Many people are buying new computers with Windows XP Media Center Edition – it’s the version pre-installed on most consumer PCs these days. Its most visible feature is essentially a program named “Media Center” that takes over the screen to provide an oversized interface for photos, music, TV and movies.

Windows XP Media Center Edition is designed for the living room, to be used with a high-definition screen and a remote control, but almost no one has taken that step yet. It’s not obvious why you’d use an interface designed for a living room couch while you’re sitting at your desk but it doesn’t hurt and Windows is otherwise identical.

Intel is marketing a collection of hardware and services under the brand name “Viiv” (rhymes with “five”), and promising that it will be the center of your digital media world. This article in the Washington Post debunks the marketing pretty thoroughly.

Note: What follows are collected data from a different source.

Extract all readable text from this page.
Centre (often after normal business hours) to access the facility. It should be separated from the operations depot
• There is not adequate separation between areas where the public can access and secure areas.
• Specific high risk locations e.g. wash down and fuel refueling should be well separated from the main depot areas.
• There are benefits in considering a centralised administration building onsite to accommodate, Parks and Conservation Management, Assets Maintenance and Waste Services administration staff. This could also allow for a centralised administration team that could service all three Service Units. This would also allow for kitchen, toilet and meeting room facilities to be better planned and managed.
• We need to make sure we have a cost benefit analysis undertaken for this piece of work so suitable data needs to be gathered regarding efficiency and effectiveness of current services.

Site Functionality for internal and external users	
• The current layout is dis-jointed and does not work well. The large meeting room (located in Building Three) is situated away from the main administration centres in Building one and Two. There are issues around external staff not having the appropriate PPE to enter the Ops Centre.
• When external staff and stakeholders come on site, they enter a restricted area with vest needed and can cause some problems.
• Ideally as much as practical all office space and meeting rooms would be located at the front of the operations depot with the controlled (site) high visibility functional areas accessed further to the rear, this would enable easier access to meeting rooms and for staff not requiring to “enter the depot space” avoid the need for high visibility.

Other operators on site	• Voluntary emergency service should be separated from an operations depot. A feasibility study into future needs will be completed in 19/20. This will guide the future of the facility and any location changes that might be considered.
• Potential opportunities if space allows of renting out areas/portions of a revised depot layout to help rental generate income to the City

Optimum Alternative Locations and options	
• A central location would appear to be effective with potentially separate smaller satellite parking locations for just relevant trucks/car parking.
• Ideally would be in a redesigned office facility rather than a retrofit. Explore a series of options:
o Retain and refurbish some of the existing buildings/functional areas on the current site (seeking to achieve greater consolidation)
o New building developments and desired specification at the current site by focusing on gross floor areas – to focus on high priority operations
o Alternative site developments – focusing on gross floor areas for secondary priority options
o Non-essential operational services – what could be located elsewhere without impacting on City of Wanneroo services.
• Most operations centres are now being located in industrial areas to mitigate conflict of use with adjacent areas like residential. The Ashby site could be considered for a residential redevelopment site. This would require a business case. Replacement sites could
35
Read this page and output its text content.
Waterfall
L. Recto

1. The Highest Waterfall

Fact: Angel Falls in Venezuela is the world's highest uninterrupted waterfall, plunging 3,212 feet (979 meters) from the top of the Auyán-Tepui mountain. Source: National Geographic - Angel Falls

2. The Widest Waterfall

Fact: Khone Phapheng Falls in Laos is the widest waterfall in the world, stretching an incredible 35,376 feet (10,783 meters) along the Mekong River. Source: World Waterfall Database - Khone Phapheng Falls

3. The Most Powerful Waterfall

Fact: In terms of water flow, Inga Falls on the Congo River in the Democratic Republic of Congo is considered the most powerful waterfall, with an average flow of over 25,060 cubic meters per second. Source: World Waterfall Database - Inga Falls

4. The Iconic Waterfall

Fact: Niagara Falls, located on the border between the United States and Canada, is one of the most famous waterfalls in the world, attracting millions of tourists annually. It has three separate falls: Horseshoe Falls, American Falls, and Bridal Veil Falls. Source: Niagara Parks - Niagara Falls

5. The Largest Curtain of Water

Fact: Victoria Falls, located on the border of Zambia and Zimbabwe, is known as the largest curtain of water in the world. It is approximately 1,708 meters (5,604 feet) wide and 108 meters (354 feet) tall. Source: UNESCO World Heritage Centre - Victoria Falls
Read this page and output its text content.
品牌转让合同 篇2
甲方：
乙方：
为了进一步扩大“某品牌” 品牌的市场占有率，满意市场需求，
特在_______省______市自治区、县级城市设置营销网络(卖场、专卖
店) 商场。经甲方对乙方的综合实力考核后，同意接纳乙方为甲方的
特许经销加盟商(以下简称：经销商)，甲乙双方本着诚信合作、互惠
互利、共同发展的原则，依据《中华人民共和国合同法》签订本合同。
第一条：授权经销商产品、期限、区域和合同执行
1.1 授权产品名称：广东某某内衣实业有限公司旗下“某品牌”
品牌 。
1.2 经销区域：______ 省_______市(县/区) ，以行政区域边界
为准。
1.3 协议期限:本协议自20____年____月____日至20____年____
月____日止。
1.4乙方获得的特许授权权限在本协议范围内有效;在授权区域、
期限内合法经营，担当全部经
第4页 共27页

In essence, “Viiv” is a short list of hardware requirements from Intel for manufacturing a living room computer. The requirements don’t vary much from what any manufacturer would choose for itself. And the operating system for Viiv is – Windows XP Media Center. From your perspective, there’s nothing that will distinguish a Viiv computer from any other computer running Windows XP Media Center.

Windows XP Media Center is fascinating technology and might well wind up in your living room someday. (I’ll be writing up my experiences with a true Media Center PC, the HP Z558 Digital Entertainment Center.)

Intel’s Viiv is nice but it doesn’t add anything interesting. There’s no reason to avoid it, but no reason to search for it.